Questionado sobre o que mais o encanta em seu carro e por que não se vê sem ele, o jovem conta que, além de toda a história e sentimento envolvido, a base que o modelo proporciona para modificações são perfeitas. De acordo com ele há um valor sentimental incalculável, fora o prazer ao dirigir. “Nada será igual ao nosso velho Gol, de 25 anos”, conclui ele, que agradece ao pai, não só pelo presente, mas por sempre estar ao seu lado, alimentando ainda mais essa paixão por carros que só faz aumentar com o passar do tempo. “Vendê-lo? Nem pensar! Venderia até a alma antes de vender o meu Gol!.”

Quatro décadas de história
Esse quarentão que, literalmente, atravessa gerações, faz parte da vida de milhares de brasileiros. No início dessa trajetória, sua missão era substituir o Fusca, um ícone da Volkswagen.
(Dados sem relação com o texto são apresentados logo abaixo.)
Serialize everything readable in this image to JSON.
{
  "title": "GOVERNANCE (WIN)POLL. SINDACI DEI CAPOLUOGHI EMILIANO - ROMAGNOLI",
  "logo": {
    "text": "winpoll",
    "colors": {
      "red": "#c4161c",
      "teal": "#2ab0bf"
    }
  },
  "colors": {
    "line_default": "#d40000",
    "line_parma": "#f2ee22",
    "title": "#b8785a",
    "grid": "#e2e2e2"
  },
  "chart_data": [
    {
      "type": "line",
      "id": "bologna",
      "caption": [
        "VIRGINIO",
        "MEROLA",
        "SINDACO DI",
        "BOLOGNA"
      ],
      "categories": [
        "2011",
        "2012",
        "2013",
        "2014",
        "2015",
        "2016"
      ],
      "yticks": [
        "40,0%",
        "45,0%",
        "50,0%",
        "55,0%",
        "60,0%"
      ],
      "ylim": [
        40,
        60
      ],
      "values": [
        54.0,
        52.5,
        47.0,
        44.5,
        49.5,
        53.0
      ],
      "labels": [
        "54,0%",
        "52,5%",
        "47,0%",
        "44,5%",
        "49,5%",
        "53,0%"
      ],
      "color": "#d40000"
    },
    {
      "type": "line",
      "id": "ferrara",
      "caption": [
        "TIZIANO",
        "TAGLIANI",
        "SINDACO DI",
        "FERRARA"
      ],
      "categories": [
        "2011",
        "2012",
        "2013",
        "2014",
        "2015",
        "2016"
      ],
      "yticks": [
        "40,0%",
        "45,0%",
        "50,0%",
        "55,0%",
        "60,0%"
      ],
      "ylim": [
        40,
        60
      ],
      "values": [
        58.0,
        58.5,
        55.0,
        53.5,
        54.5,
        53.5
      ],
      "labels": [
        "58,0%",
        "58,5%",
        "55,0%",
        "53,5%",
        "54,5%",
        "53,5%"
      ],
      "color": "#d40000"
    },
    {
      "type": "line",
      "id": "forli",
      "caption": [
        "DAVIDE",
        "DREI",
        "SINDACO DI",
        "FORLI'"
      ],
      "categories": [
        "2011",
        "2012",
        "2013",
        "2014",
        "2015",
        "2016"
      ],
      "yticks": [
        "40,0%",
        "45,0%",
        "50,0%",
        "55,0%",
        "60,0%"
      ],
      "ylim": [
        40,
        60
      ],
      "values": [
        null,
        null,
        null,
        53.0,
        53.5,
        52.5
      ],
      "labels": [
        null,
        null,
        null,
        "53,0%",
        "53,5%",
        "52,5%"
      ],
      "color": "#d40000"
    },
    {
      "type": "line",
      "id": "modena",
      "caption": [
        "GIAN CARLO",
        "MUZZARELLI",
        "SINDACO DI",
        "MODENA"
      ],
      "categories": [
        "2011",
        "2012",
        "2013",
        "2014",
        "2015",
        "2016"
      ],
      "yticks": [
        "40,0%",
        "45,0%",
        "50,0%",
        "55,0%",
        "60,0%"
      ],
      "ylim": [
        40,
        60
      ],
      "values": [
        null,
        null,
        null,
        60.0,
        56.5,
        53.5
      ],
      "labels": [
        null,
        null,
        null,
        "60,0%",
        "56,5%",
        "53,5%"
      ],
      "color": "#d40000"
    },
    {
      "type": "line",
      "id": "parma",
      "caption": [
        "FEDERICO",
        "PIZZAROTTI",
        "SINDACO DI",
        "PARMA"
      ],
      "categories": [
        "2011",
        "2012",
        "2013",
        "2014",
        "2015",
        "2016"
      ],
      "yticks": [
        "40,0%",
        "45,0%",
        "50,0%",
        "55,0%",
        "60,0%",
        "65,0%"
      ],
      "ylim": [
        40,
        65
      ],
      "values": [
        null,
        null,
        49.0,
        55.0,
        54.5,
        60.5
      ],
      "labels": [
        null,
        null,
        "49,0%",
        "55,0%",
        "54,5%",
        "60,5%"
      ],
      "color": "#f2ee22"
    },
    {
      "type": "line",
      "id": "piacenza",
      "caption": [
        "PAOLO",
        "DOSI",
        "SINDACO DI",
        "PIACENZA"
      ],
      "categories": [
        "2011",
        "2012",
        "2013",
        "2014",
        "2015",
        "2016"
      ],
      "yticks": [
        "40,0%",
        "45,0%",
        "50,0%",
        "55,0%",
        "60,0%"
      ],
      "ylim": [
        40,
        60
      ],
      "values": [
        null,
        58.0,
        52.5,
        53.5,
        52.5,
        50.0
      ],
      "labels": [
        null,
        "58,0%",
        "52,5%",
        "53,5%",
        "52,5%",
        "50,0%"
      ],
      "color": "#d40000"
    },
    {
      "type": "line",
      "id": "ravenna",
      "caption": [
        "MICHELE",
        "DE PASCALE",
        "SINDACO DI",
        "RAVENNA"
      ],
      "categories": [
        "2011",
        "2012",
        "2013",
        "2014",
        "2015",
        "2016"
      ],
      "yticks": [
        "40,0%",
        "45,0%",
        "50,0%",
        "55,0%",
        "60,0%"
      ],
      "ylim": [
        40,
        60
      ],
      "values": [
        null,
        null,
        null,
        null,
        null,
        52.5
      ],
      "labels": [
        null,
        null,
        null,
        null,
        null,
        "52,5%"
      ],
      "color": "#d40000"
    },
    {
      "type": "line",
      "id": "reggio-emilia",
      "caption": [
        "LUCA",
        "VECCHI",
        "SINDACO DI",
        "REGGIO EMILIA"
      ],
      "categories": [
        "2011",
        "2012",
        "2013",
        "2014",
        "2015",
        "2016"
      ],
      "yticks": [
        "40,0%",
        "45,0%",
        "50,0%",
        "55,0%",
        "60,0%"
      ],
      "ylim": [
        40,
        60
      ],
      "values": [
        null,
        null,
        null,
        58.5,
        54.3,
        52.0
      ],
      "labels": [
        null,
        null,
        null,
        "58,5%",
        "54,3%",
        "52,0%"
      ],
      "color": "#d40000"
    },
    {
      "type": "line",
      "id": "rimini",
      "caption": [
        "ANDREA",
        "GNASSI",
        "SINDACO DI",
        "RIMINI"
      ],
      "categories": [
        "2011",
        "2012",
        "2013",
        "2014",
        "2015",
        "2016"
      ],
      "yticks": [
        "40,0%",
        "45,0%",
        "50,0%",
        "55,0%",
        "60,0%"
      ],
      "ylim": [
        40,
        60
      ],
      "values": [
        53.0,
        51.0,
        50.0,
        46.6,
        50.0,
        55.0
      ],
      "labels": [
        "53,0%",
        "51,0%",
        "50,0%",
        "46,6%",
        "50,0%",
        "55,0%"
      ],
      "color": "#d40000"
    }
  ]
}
Mas nem é necessário dizer que, com ele, a marca tem feito muitos gols ao longo do tempo, né?

Com o perdão do trocadilho, definitivamente, este é um projeto que se tornou um verdadeiro gol de placa da Volkswagen, basta dar uma olhada nas ruas e ver a quantidade de Gol rodando por aí. Você sabia que, se enfileirar as mais de 8 milhões de unidades produzidas, é possível dar uma volta na Terra?

Versão Total Flex foi revolucionária em termos de mecânica (divulgação)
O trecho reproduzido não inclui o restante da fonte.